Although in practice AutoMan and SurveyMan were both designed to make their backends pluggable, we have yet to implement an alternate backend for either because there simply aren’t any AMT competitors out there. There are plenty of crowdsourcing websites, but none are as programmable as AMT and few are as general. That is to say, all competitors appear to offer specialized labor markets and/or be designed for specialized work.

A known problem with the labor market on Amazon is that, even if you pay your workers minimum wage based on time actually spent on a task, they spend a significant amount of time searching for tasks. There are websites set up to facilitate this process, but it’s still time spent searching for work, instead of actually working. A major subfield of alternate approaches involves extracting work either voluntarily, or in contexts where non-monetary compensations make sense. Quizz uses Google’s advertising system to embed knowledge-mining quizzes in with its usual ads. Other approaches substitute consumer marketing tasks or questions for paywalls. In both cases, users are motivated by something other than payment.

I’ve been wondering for a while whether thefacebook would be a good platform for our software. Although the general understanding is that respondents are anonymized, but we know this is not true. Researchers have assumed that workers are independent. Recent work out of MSR has found that some Indian workers actually collaborate on tasks. For these reasons, I think Facebook would be a perfectly reasonable alternate platform for crowd sourcing. In fact, I believe that Facebook is a better platform for crowdsourcing, since it overcomes ones of the major shortcomings of AMT — people are already hanging out there*. Rather than appeal to a populace that is explicitly looking for work, sometimes as a primary source of income, we would like to instead use a Facebook to tap into people’s excess capacity**.

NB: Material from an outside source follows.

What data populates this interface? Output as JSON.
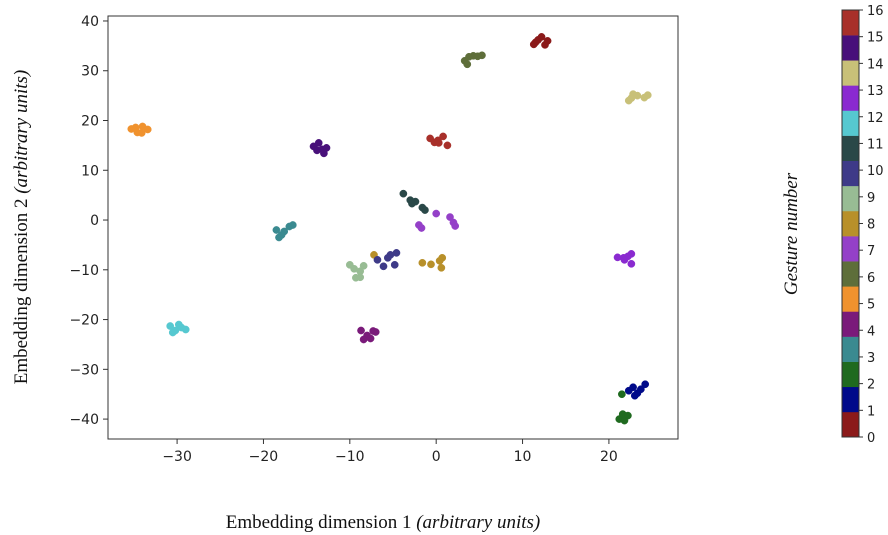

Since Facebook doesn’t currently have a crowdsourcing interface, could we mock up a substitute using what’s already available? Amazon currently handles listing, pool management, payment, presentation, and offers a sandboxed version of AMT for testing. A minimal implementation would involve hosting our own *Man servers and just using Facebook advertising to recruit workers. However, this diverts the user away from the Facebook ecosystem, which defeats the purpose of using Facebook in the first place (for example, we could just as easily use Google AdWords instead).

To keep users in the ecosystem, we could write a SurveyMan app***. I looked into this briefly, and while it isn’t as integrated into the main Facebook experience as I’d want, it’s closer than routing users to an outside website. We could use Facebook advertising to do the initial recruitment and then use wall updates to bootstrap that process. If Facebook advertising provided a way to target ads to particular demographics, we would have a better time with bias in our sample.

* Admittedly, I am not a regular user of thefacebook. I've heard the "so and so spends their whole day on facebook" complaint, but I really don't know how common this is. Consequently, this post is predicated on the idea that thefacebook is a place where people spend a lot of time, not doing work. I have heard that this is less the case since mobile became ubiquitous.

** TBH, I think the cult of excess capacity is unethical, but for the sake of capitalism and this blog post, let's assume it isn't. I will save a discuss of ethics and excess capacity later.

** Word on the street is that no one actually uses these things anyway...